Кузьма поерзал на стуле, решился:
– Я, Евгений Николаевич, по делу к тебе тут по одному пришел.
– По делу? – Евгений Николаевич, насторожившись, сел за стол. – Ну, так давай говори. Дело есть дело, его решать надо. Как говорят, куй железо, пока горячо.
– Не знаю, как и начать, – замялся Кузьма.
– Говори, говори.
– Да дело такое: деньги я пришел у тебя просить.
– Сколько тебе надо? – зевнул Евгений Николаевич.
– Мне много надо. Сколько дашь.
– Ну, сколько – десять, двадцать, тридцать?
– Нет, – покачал головой Кузьма. – Мне надо много. Я тебе скажу зачем, чтобы понятно было. Недостача у моей Марии большая получилась – может, ты знаешь?
– Ничего не знаю.
– Вчера ревизию кончили – и вот преподнесли, значит.
Евгений Николаевич забарабанил по столу костяшками пальцев.
– Неприятность какая, – сказал он.
– А?
– Неприятность, говорю, какая.

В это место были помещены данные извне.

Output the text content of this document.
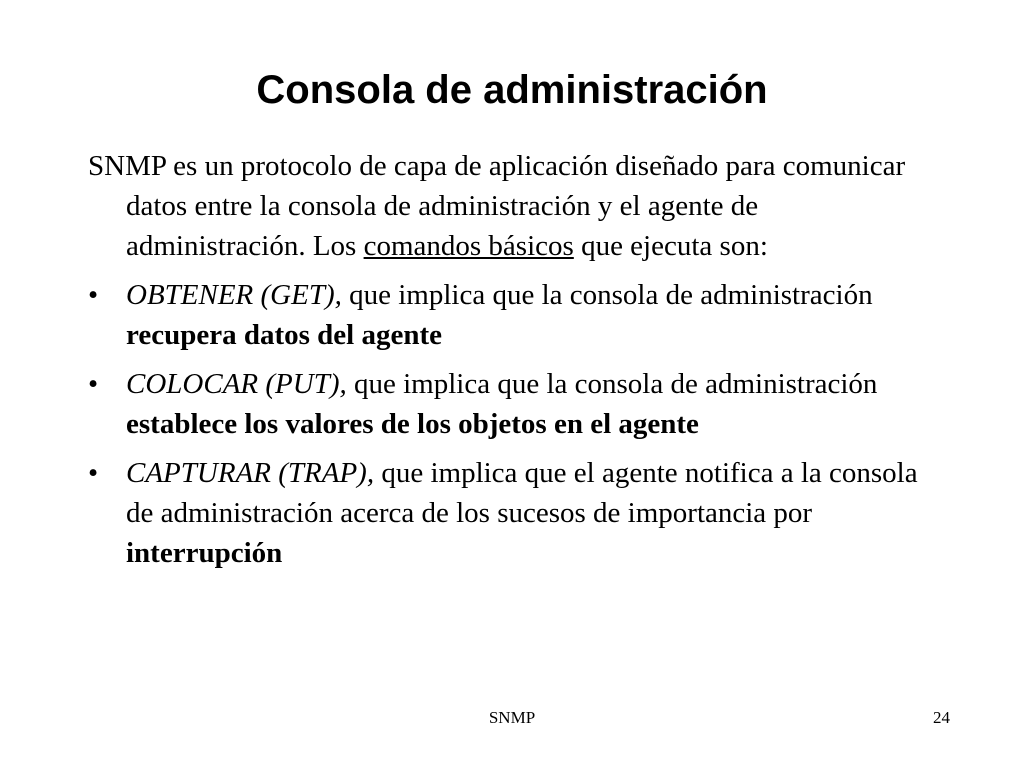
Consola de administración

SNMP es un protocolo de capa de aplicación diseñado para comunicar datos entre la consola de administración y el agente de administración. Los comandos básicos que ejecuta son:

• OBTENER (GET), que implica que la consola de administración recupera datos del agente
• COLOCAR (PUT), que implica que la consola de administración establece los valores de los objetos en el agente
• CAPTURAR (TRAP), que implica que el agente notifica a la consola de administración acerca de los sucesos de importancia por interrupción
SNMP	24
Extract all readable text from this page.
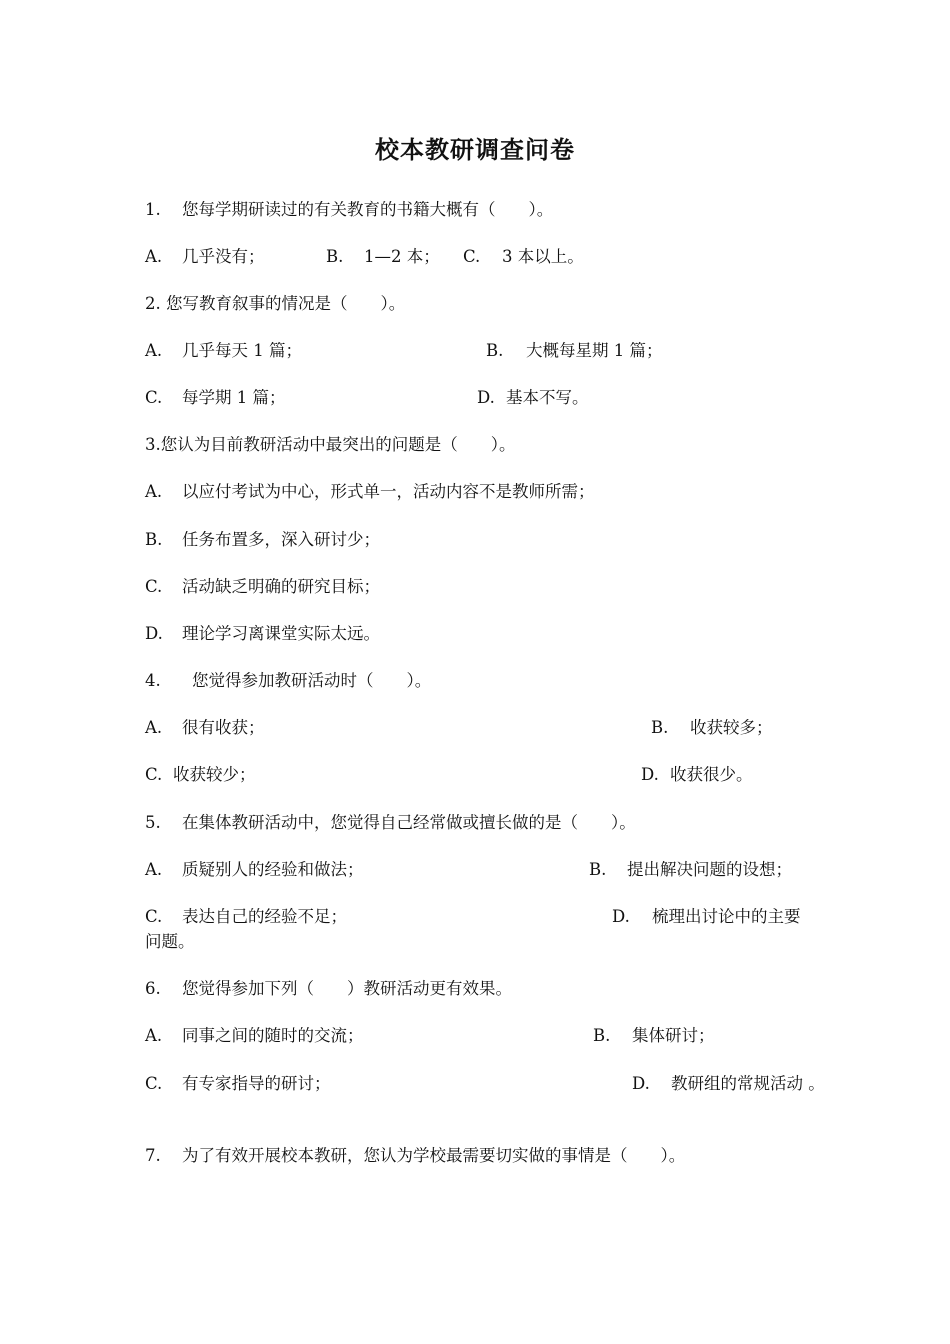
校本教研调查问卷
1. 您每学期研读过的有关教育的书籍大概有（　　）。
A. 几乎没有；	B. 1—2 本； C. 3 本以上。
2. 您写教育叙事的情况是（　　）。
A. 几乎每天 1 篇；	B. 大概每星期 1 篇；
C. 每学期 1 篇；	D. 基本不写。
3.您认为目前教研活动中最突出的问题是（　　）。
A. 以应付考试为中心，形式单一，活动内容不是教师所需；
B. 任务布置多，深入研讨少；
C. 活动缺乏明确的研究目标；
D. 理论学习离课堂实际太远。
4. 您觉得参加教研活动时（　　）。
A. 很有收获；	B. 收获较多；
C. 收获较少；	D. 收获很少。
5. 在集体教研活动中，您觉得自己经常做或擅长做的是（　　）。
A. 质疑别人的经验和做法；	B. 提出解决问题的设想；
C. 表达自己的经验不足；	D. 梳理出讨论中的主要
问题。
6. 您觉得参加下列（　　）教研活动更有效果。
A. 同事之间的随时的交流；	B. 集体研讨；
C. 有专家指导的研讨；	D. 教研组的常规活动 。
7. 为了有效开展校本教研，您认为学校最需要切实做的事情是（　　）。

Как это у нее получилось?
– Вот получилось.
Они замолчали. Стало слышно, как тикает где-то будильник; Кузьма поискал его глазами, но не нашел. Будильник стучал, почти захлебываясь. Евгений Николаевич вновь забарабанил по столу пальцами. Кузьма взглянул на него – он чуть заметно морщился.
– Судить могут, – сказал Евгений Николаевич.
– Для того деньги и ищу, чтоб не судили.
– Все равно судить могут. Растрата есть растрата.
– Нет, не могут. Она оттуда не брала, я знаю.
– Что ты мне-то говоришь? – обиделся Евгений Николаевич. – Я не судья. Ты им скажи. Я говорю это к тому, что надо осторожно: а то и деньги внесешь, и судить будут.
– Нет. – Кузьма вдруг почувствовал, что он и сам боится этого, и сказал больше себе, чем ему. – Теперь смотрят, чтоб не зря. Мы не пользовались этими деньгами, они нам не нужны. У ней ведь недостача эта оттого, что малограмотная она, а не как-нибудь.
– Они этого не понимают, – махнул рукой Евгений Николаевич.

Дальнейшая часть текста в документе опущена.